Hats off to Clovis Oncology’s management team, which, with a mandate to build the company up and sell it, seems to have recognised the top of the market.
Still, with the group’s valuation breaching $2bn on what is basically a wing and a prayer, it could be argued that it would be surprising were a trade sale not being considered. Investors, especially those who bought into the stock yesterday sending it up 7%, should probably not hold their breath for a large premium.
Rumours that the company has appointed Credit Suisse to find it a buyer remain unconfirmed, but they make sense given a share price that is up over 350% since January. Clovis’s chief executive, Patrick Mahaffy, and its finance chief, Erle Mast, previously headed up Pharmion, a business they managed to sell to Celgene for $2.9bn.
But Clovis is no Pharmion. The latter company boasted two marketed drugs, whereas Clovis’s portfolio comprises just two projects in the early stages of clinical development, albeit in the hot area of oncology.
Weathering the storm
That said, the biotech group has fared remarkably well, and last November’s phase II failure of its lead project, CP-4126, in pancreatic cancer is now a distant memory.
This is largely thanks to recent study successes with both of Clovis’s remaining pipeline projects, the EGFR tyrosine kinase inhibitor CO-1686 and the PARP inhibitor rucaparib (Asco – Clovis price is twice as nice following double cancer win, June 4, 2013).
But both studies were extremely early. The former compound showed partial responses in four of six NSCLC patients who had already failed on an EGFR inhibitor like Tarceva or Iressa, while the latter yielded a clinical benefit in eight of nine ovarian cancer patients.

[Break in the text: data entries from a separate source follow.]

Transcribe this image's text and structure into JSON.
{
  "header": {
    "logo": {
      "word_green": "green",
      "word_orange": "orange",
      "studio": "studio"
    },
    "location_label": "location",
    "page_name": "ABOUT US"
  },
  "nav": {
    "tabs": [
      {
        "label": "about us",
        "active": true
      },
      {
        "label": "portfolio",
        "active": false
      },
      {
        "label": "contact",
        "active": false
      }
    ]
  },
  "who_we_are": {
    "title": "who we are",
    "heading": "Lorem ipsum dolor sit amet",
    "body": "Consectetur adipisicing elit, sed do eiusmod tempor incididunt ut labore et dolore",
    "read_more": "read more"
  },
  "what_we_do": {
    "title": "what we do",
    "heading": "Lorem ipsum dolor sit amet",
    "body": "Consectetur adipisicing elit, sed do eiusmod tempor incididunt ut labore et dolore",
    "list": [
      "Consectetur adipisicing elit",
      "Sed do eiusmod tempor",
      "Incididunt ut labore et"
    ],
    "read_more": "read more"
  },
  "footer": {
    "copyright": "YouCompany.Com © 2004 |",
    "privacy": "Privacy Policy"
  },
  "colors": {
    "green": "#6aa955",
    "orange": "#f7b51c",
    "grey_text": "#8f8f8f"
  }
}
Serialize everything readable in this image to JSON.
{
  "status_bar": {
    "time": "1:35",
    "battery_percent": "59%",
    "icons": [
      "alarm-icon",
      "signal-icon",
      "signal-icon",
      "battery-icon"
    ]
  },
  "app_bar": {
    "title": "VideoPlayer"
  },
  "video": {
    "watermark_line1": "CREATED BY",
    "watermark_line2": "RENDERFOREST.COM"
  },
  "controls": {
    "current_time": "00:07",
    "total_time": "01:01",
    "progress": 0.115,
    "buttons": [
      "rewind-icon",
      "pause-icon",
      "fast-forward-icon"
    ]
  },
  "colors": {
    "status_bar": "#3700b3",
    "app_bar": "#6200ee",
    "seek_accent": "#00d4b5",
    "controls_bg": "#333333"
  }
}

Rucaparib has been boosted by a resurrection in interest in PARP inhibitors, but it is CO-1686 that analysts see as potentially the more lucrative compound, hoping that in time it could seize a subset of NSCLC patients with the T790M mutation, who are resistant to Tarceva and Iressa.
But even the sellside is still cautious with forecasts, and rightly so. EvaluatePharma consensus data reveal that even at a ridiculously unrealistic 100% probability of success the projects’ combined NPV amounts to just $1.5bn; for now it is clear just how much Clovis’s market cap already prices in.

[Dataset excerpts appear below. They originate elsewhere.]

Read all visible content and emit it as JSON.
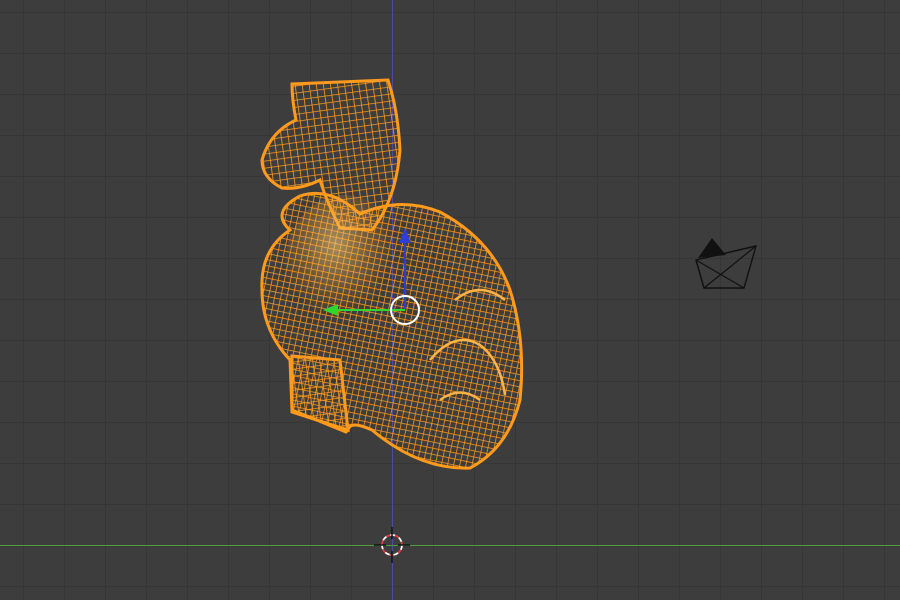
{
  "app": "3D viewport",
  "viewport": {
    "mode": "wireframe",
    "selected_object": "heart-mesh",
    "colors": {
      "background": "#3d3d3d",
      "grid": "#363636",
      "z_axis": "#4a4aa8",
      "y_axis": "#4e9e3a",
      "selection": "#ff9a1c",
      "selection_highlight": "#ffd27a",
      "gizmo_z": "#2f3fd6",
      "gizmo_y": "#2ed62e",
      "cursor_red": "#e23c3c",
      "camera_wire": "#111111"
    },
    "icons": [
      "3d-cursor-icon",
      "camera-icon",
      "transform-gizmo-icon"
    ]
  }
}
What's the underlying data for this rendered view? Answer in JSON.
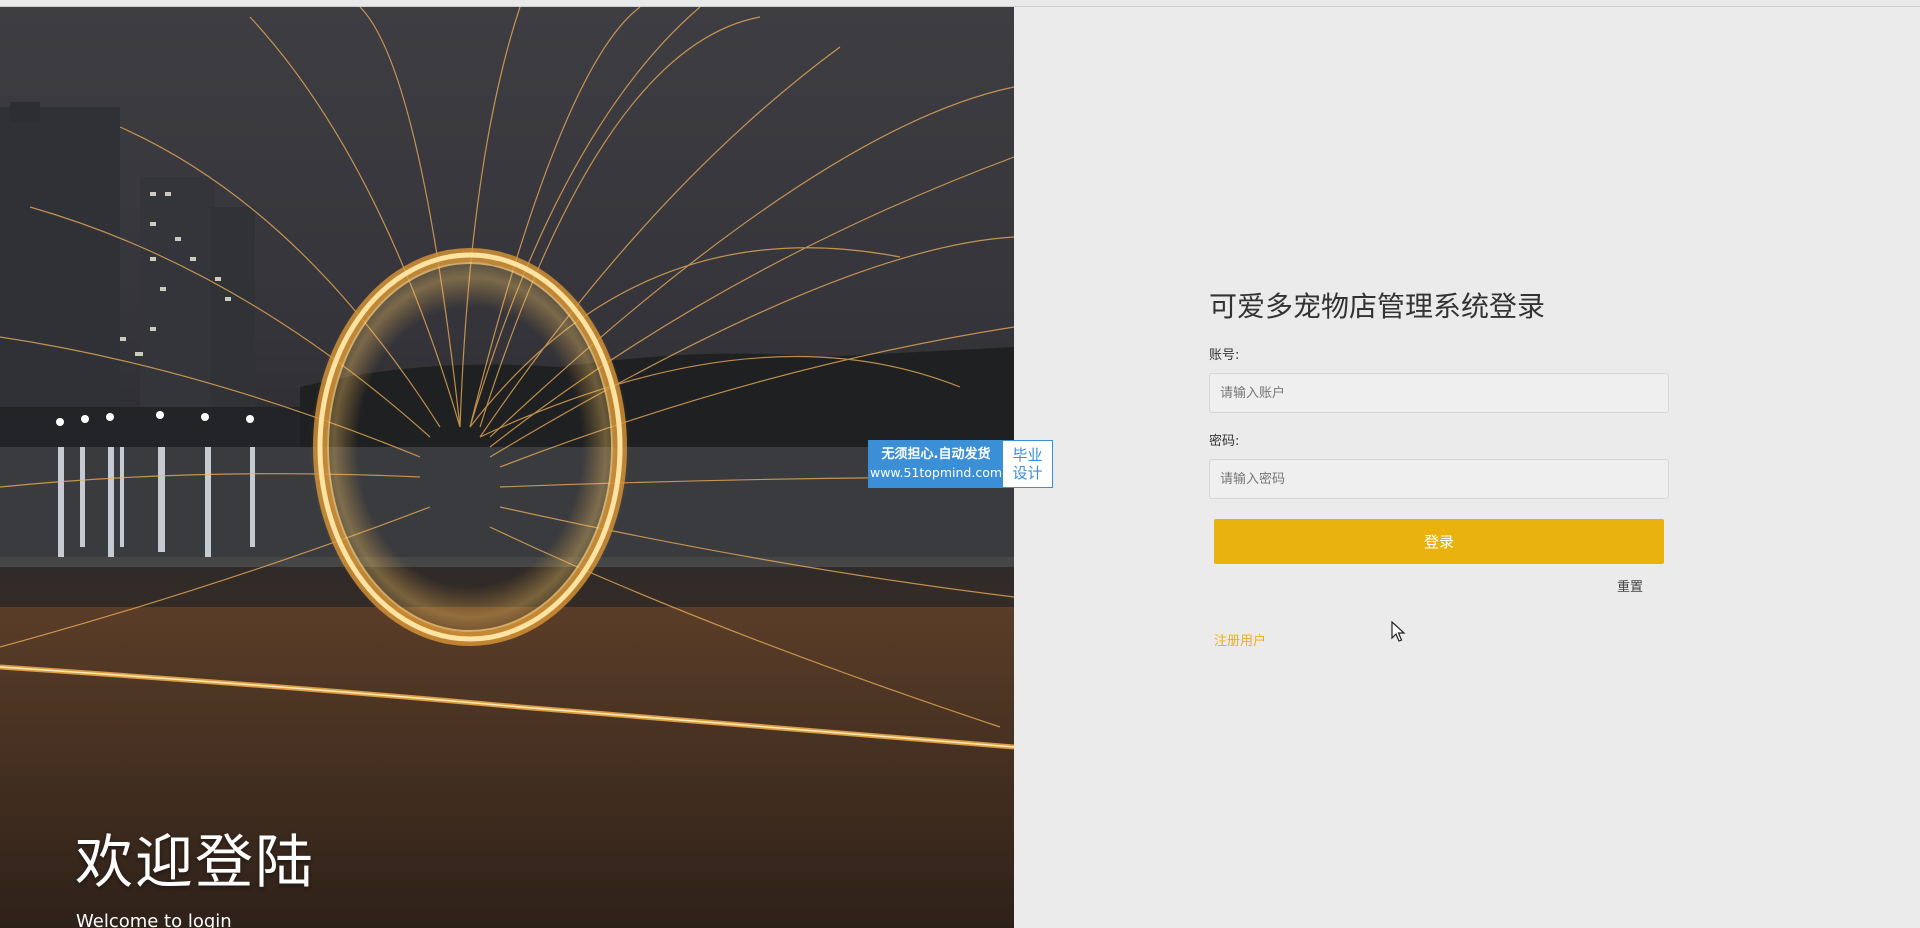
{
  "hero": {
    "title": "欢迎登陆",
    "subtitle": "Welcome to login"
  },
  "watermark": {
    "line1": "无须担心.自动发货",
    "line2": "www.51topmind.com",
    "right_line1": "毕业",
    "right_line2": "设计"
  },
  "login": {
    "title": "可爱多宠物店管理系统登录",
    "account_label": "账号:",
    "account_placeholder": "请输入账户",
    "account_value": "",
    "password_label": "密码:",
    "password_placeholder": "请输入密码",
    "password_value": "",
    "login_button": "登录",
    "reset_link": "重置",
    "register_link": "注册用户"
  },
  "colors": {
    "accent": "#eab20e",
    "panel_bg": "#ebebeb",
    "watermark_blue": "#3b8fd6"
  },
  "icons": {
    "cursor": "mouse-pointer-icon"
  }
}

Next year CO-1686 should generate data from an expanded study in second-line NSCLC, followed by a first-line NSCLC trial that has yet to begin. Phase II and III trials of rucaparib in platinum-sensitive ovarian cancer could start later this year, but results – including on vital endpoints like survival – are clearly some way off.
|Clovis's clinical pipeline|
|Project||Peak sales ($m)||rNPV ($m)||Study||Trial ID||Catalyst|
|CO-1686||903||421||Phase I/II, 2nd-line NSCLC (enlarged for T790M patients)||NCT01526928||Results 2014|
|Phase II, 1st-line NSCLC||–||Starts 2014|
|Rucaparib||144||118||Phase I/II, ovarian cancer||NCT01482715||Ends March 2014|
|Phase II (Ariel2), ovarian cancer||NCT01891344||Starts Q4 2013|
|Phase III (Ariel3), ovarian cancer||–||Starts late 2013|
Given such limited data and few immediate catalysts, it is hard to see any obvious big pharma companies wanting to pull the acquisition trigger at anywhere near the current price. If anything Clovis might serve as an interesting starting point for a Japanese firm wanting to establish an oncology foothold in the US – rather like Astex Pharmaceuticals did this month for Otsuka Holdings.

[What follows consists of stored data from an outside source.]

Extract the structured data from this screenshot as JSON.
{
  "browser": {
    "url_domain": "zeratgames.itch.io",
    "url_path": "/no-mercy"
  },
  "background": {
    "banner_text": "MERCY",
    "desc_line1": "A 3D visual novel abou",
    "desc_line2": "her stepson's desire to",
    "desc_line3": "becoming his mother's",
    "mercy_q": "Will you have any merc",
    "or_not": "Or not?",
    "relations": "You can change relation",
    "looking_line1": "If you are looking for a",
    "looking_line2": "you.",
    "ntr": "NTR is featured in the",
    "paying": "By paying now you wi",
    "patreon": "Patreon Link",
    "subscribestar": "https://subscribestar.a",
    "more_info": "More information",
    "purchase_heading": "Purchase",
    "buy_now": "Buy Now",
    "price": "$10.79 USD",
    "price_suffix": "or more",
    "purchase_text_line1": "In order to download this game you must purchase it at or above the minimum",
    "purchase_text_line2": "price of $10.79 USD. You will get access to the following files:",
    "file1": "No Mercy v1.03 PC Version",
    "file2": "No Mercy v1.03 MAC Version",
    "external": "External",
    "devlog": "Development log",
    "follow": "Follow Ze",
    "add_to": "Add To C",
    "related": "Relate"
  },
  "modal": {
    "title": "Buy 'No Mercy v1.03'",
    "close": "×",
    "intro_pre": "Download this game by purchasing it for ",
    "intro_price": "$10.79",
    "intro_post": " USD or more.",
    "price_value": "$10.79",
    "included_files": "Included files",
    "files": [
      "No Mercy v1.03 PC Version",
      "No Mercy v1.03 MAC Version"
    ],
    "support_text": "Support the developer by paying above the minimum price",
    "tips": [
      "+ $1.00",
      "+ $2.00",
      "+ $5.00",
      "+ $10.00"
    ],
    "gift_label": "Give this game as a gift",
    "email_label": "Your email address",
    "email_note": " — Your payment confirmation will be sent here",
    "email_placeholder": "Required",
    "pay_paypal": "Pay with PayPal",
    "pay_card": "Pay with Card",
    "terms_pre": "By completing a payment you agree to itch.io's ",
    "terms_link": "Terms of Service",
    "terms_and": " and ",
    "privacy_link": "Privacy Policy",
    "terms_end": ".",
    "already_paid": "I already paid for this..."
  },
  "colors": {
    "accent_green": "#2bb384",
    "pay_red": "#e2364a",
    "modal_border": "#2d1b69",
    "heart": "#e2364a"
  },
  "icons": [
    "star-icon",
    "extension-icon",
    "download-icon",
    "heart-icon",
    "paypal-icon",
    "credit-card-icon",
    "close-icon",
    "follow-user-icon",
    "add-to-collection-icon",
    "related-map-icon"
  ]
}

It should also be noted that Clovis had obtained rucaparib from Pfizer, thus some might be expecting this major player to be interested.
However, beyond Novartis’s takeover of Speedel, there is little to suggest that big pharma is keen to buy back divested projects. Usually, when pharma hives off assets it does so for a reason.
If any bids near the current market cap do materialise, no doubt Clovis management will be smart enough to take a leaf out of Astex’s book: grab the money and run.